HorizonCompanies that cared for their workers in the past are seeing financial results.  Just Capital’s top quintile ranking (using best performing worker scores) saw a 5-year average ROE of 14% vs their bottom quartile at 12.5%, and a higher cumulative return in the first 4 months of 2020 by 5.3% [4].

Table 1 :           Companies with leaders reflecting the dimensions of the H-Framework

Time is of the essence – no time to wait for the memo.  No time for ‘green-washing’, ‘health-washing’, or ‘purpose-washing’ – and those companies who try this risk facing a backlash.  The new normal leadership qualities that are emerging in these extraordinary times are setting us up for a ‘build back better’ recovery ahead [4]. More and more investors are on board too – valuing long-term non-financial investment.  Doing the right thing with humility; having empathy and a caring culture; building meaningful connections and collaboration, and developing new alliances to scale impact. 

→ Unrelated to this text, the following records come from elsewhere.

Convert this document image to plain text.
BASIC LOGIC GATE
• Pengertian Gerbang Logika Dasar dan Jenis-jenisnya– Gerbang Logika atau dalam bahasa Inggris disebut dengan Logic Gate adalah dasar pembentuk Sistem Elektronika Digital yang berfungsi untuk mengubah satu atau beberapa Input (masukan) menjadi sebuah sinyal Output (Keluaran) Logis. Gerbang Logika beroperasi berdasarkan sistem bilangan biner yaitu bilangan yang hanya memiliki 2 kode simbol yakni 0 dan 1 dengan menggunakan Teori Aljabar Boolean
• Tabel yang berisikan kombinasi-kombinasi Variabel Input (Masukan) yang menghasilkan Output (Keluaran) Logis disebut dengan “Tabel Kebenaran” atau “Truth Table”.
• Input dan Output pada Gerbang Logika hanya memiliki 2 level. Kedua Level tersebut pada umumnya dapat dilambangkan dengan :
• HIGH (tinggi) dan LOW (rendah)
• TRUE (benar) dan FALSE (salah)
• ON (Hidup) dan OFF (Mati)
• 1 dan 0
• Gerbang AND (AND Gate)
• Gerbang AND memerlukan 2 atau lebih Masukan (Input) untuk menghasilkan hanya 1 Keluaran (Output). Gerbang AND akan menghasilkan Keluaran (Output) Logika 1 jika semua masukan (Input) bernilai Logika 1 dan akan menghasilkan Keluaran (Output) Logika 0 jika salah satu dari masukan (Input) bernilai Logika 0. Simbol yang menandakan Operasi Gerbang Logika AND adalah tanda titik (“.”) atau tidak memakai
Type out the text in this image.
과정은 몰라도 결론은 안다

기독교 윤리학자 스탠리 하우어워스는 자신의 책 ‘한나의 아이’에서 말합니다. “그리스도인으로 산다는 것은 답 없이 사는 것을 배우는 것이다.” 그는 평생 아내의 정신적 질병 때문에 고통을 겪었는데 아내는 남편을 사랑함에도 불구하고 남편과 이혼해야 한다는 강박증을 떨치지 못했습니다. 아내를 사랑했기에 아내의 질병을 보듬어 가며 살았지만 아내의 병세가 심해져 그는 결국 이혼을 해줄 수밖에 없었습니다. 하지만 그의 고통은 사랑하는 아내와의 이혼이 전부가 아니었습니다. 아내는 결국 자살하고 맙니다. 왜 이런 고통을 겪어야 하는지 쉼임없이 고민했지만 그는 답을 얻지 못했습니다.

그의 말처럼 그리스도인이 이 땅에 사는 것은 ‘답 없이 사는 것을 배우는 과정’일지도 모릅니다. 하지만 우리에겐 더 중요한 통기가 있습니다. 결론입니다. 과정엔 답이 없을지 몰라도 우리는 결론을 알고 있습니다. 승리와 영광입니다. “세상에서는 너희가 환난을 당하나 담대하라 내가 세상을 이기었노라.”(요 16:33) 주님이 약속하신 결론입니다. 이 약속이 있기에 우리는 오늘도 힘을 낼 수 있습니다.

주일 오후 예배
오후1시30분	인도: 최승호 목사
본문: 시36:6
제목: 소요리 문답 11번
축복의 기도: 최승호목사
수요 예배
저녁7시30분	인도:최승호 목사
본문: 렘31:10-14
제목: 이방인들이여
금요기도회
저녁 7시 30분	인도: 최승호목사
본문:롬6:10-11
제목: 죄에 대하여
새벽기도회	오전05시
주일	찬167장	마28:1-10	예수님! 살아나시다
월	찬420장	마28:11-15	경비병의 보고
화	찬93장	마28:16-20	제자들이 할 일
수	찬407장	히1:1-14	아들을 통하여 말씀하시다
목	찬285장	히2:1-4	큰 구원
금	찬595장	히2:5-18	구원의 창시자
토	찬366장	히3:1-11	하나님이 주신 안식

While forecasting is hard – especially the future, we can agree that the only certainty is more uncertainty.  With life feeling more complex, less predictable and more confusing than ever before, leading in VUCA situations is the ‘new normal’.  With more choices to make and fewer ready-made paths, leaders are being called upon to do things they had never imagined.  And in navigating this new terrain, adopting health focused leadership tools can help us balance the tension and opportunities of new challenges where the past is little guide for the future.  In a world demanding we move beyond business as usual, and where we will be unlikely to  ‘revert back’, leaders at all levels and CEOs in particular, are making important decisions as they react to this global crisis. 

Drawing on the H-Leadership Framework can help leaders show the resilience and agility needed for recovery and sustained success in a post-COVID world.  Although there is no short-term fix, contemporary leaders are best positioned to protect people and planet over the long-term as health in business becomes the new normal – the idea that stakeholders, such as employees, consumers, suppliers, other business partners and communities, are as important as shareholders in both managing risks and opportunities, and creating and sustaining shared value [2].


[1]        Leaders on Purpose https://www.leadersonpurpose.com

[2]        Culture of Health https://www.hsph.harvard.edu/news/hsph-in-the-news/companies-culture-of-health/ is a study supported by the Robert Wood Johnson Foundation under the grant No. 74275 ‘Building a Culture of Health: A Business Leadership Imperative’ and is a joint initiative between the Harvard Chan School of Public Health and the Harvard Business School.

[3]        Responsible Travel and Tourism a project sponsored by the World Travel and Tourism Council https://wttc.org/News-Article/WTTC-ushers-in-new-critical-collaboration-with-Harvard-T-H-Chan-School-of-Public-Health

[4]        Just Capital https://justcapital.com/reports/the-covid-19-corporate-response-tracker-how-americas-largest-employers-are-treating-stakeholders-amid-the-coronavirus-crisis/, accessed 18th May 2020

[5]        Forbes https://www.forbes.com/sites/moorinsights/2020/03/30/the-most-outrageously-awesome-ways-tech-companies-are-helping-in-times-of-the-covid-19-crisis/#197bd49d796c, accessed 18th May 2020


The authors are grateful to Professor Howard Koh (Harvard T.H. Chan School of Public Health), Professor Mitch Weiss (Harvard Business School) and Lisa Dreier (Advanced Leadership Initiative) for their work and thought leadership concerning the role of business in responding to COVID-19 undertaken across efforts at Harvard University.